Alaska 2008 – Day 15, July 18

Day 15, July 18

Dawson City to Whitehorse YT

331 miles

The sound of rain hitting the windows wakes us at 6am. Rain??? What! No way, it was beautiful yesterday! But rain it is, and hard rain too. We look outside and in the parking lot the bikes are an island in the middle of a lake.

Oh no. Up here they coat dirt roads with calcium carbonate to keep the dust down. When it gets wet, it’s slick as snot. I can’t ride on snot. Mike can (he can ride on anything!), but I’m just not skilled enough. Maybe if we only had 20 miles of dirt today, I could soldier through, but there’s no way I could possibly do 477 miles of this.

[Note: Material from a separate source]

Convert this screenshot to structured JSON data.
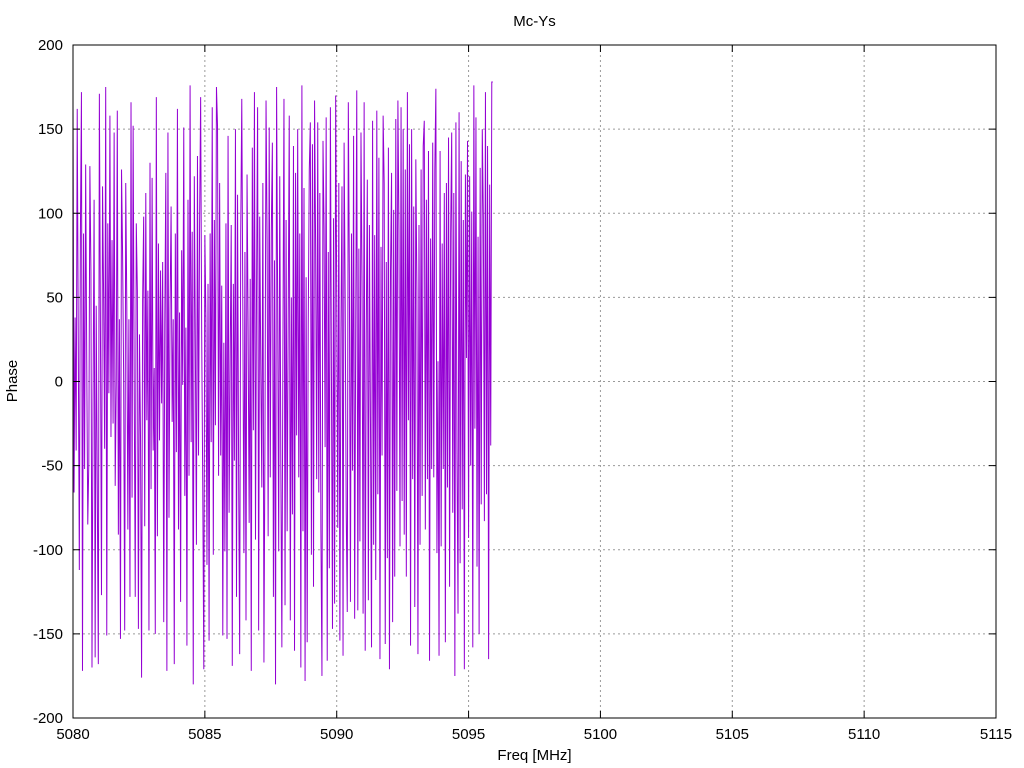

Seriously depressed (and still very worn out from the last 2 weeks on the road), we fall back asleep.

A few hours later we get up and try to decide what to do. It’s still raining harder than ever. Mike goes down to the lobby to see if there are any rooms available for tonight, but they’re booked solid – so is every other hotel in town. Camping in this downpour is not an option. We need to move on, and the only safe way out of town is the paved road away from where we want to be.

We sit down with maps and tour books. Our eyes land on the huge Great Slave Lake about 3 days ride away. It’s not the Arctic Circle, but it looks pretty cool, so we pack up and wade out to the bikes to load up and get the heck out of Dodge…er…Dawson!

After some final gift purchases and a stop at the Post Office to mail them, we head down the road in the rain.

Fifty miles out of town the rain stops, it’s all headed North – the way we wanted to be going too. We’re headed southeast, back towards Whitehorse. At lunch, I tell Mike to call and make reservations for something in Whitehorse, I’m not staying at Casa Loma again! He calls the Visitors Center and some insane person says there’s tons of rooms available, don’t worry about it. Harumph. I’m not happy, but we continue on.

When we get in to Whitehorse, everything is, of course, full. I throw a tantrum, and somehow Mike is able to find a room at the incredibly nice Yukon Inn. The price is right, and the room is big, new and beautiful. I have no idea how he did it, I probably don’t want to know!